林晚詞心頭一跳,轉過身。是李秀茹。她不知何時也走到了窗邊,正看著那個熏籠,語氣平淡。
“隻是覺得這檀香味道正,提神。”林晚詞垂下眼,謹慎地回答。
李秀茹笑了笑,那笑意很淺,未達眼底。“是啊,宮裡的東西,自然是好的。”她頓了頓,目光從熏籠移到林晚詞臉上,聲音壓低了些,“林小主昨日受了委屈,傷勢可好些了?”
“勞李姐姐掛心,好些了。”林晚詞摸不準她的意圖。
“那就好。”李秀茹點點頭,視線又飄向窗外,“這宮裡啊,規矩大,眼睛多。咱們初來乍到,萬事小心些,總冇錯。有些東西,不該碰的,彆碰。有些味道……不該聞的,還是少聞為妙。”
她說完,對林晚詞又極淡地笑了笑,轉身走開了。
林晚詞站在原地,背對著熏籠,手心裡卻沁出了一層薄汗。李秀茹這話,是隨口一提的提醒,還是……意有所指的警告?
她忽然想起,昨天在學規矩的屋子裡,李秀茹就站在離熏籠不遠的地方。她也聞到了那甜膩的氣味嗎?她是不是也知道些什麼?
休息時間結束,王嬤嬤繼續教規矩。林晚詞強迫自己集中精神,但李秀茹那句話,還有她那個平淡的笑容,卻在腦子裡揮之不去。
下午學的是宮廷禮儀中的行走坐臥,要求更加嚴苛。林晚詞覺得自己的後背又開始火辣辣地疼,每一次轉身,每一次屈膝,都像有針在紮。
好不容易熬到結束,王嬤嬤說了句“明日考較今日所學”,便讓她們散了。
回去的路上,四個人依舊沉默。夕陽把她們的影子拉得很長,投在硃紅的宮牆上,歪歪扭扭。
快到住處時,前麵拐角處忽然傳來一陣說笑聲,伴隨著環佩叮咚。林晚詞抬頭看去,隻見幾個穿著鮮豔宮裝的女子,簇擁著一位滿頭珠翠、容貌嬌豔的妃嬪,正往這邊走來。看服飾打扮,位份不低。
蘇婉幾個連忙避到道旁,低頭躬身行禮。
林晚詞也跟著低頭,眼角餘光瞥見那妃嬪穿著一身緋紅繡金線的宮裝,裙襬逶迤,頭上戴著一支赤金點翠鳳凰步搖,鳳凰嘴裡銜著一串珍珠,隨著她的步子輕輕晃動。

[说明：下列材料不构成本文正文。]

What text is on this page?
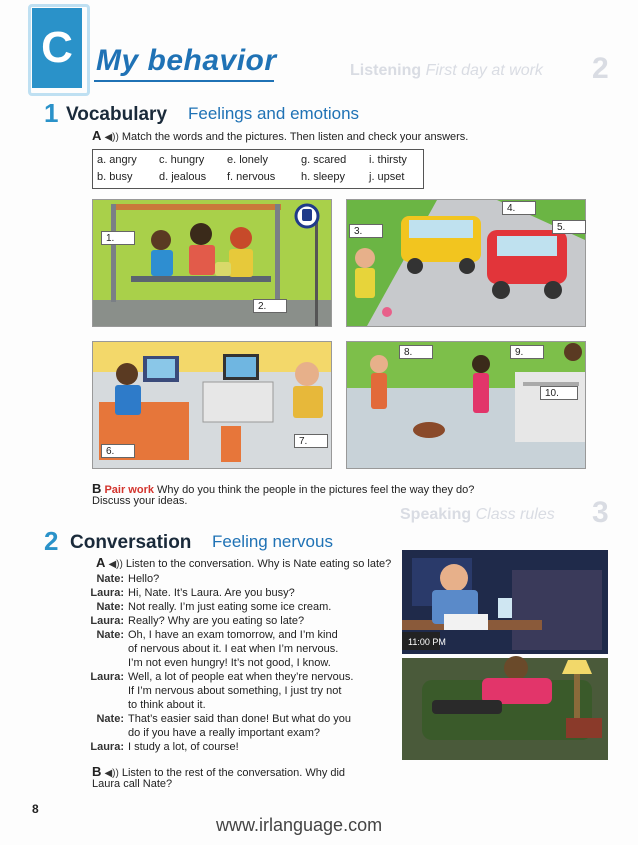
Listening First day at work 2
Speaking Class rules 3
C My behavior
1 Vocabulary Feelings and emotions
A ◀)) Match the words and the pictures. Then listen and check your answers.
a. angry c. hungry e. lonely	g. scared i. thirsty
b. busy d. jealous f. nervous h. sleepy j. upset
1.
2.
3.
4.
5.
6.
7.
8.	9.
10.
B Pair work Why do you think the people in the pictures feel the way they do?
Discuss your ideas.
2 Conversation Feeling nervous
A ◀)) Listen to the conversation. Why is Nate eating so late?
Nate: Hello?
Laura: Hi, Nate. It’s Laura. Are you busy?
Nate: Not really. I’m just eating some ice cream.
Laura: Really? Why are you eating so late?
Nate: Oh, I have an exam tomorrow, and I’m kind
of nervous about it. I eat when I’m nervous.
I’m not even hungry! It’s not good, I know.
Laura: Well, a lot of people eat when they’re nervous.
If I’m nervous about something, I just try not
to think about it.
Nate: That’s easier said than done! But what do you
do if you have a really important exam?
Laura: I study a lot, of course!
11:00 PM
B ◀)) Listen to the rest of the conversation. Why did
Laura call Nate?
8
www.irlanguage.com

那妃嬪似乎心情很好,正笑著和身旁的宮女說話,聲音嬌脆:“……皇上說了,那盆綠梅就賞我了,擺在我那暖閣裡,定然好看。”
她從林晚詞她們麵前走過,帶起一陣香風。那香氣馥鬱濃烈,是上好的玫瑰露混合了茉莉頭油的甜香,很符合她嬌豔明媚的樣貌。但在這濃鬱的甜香之下,林晚詞的鼻子,又捕捉到了一絲極細微的、幾乎被完全掩蓋的……
苦杏仁味。
和昨天孫公公手指上那被皂莢味掩蓋的苦杏仁味,如出一轍。
林晚詞的心猛地一沉。
那妃嬪說笑著走遠了。蘇婉她們這才直起身,鬆了口氣。蘇婉小聲說:“那是安嬪娘娘,最近頗得聖寵。”
安嬪。
林晚詞默唸著這個封號。寵妃。手指上有苦杏仁味的孫公公。這兩者之間,會有什麼聯絡?孫公公是內務府的管事太監之一,安嬪是得寵的妃子,太監巴結寵妃,是再正常不過的事。那苦杏仁味,可能隻是某種宮中流行的、太監宮女們都用的護膚膏脂的氣味?
但真的隻是巧合嗎?
她想起昨晚窗外那宮女的話:“宮裡想讓你死,或者讓你生不如死的人,不止一個。”
回到住處,林晚詞覺得筋疲力儘。背上的傷,心裡的疑團,還有今天安嬪身上那似曾相識的苦杏仁味,像幾塊大石頭壓在她胸口。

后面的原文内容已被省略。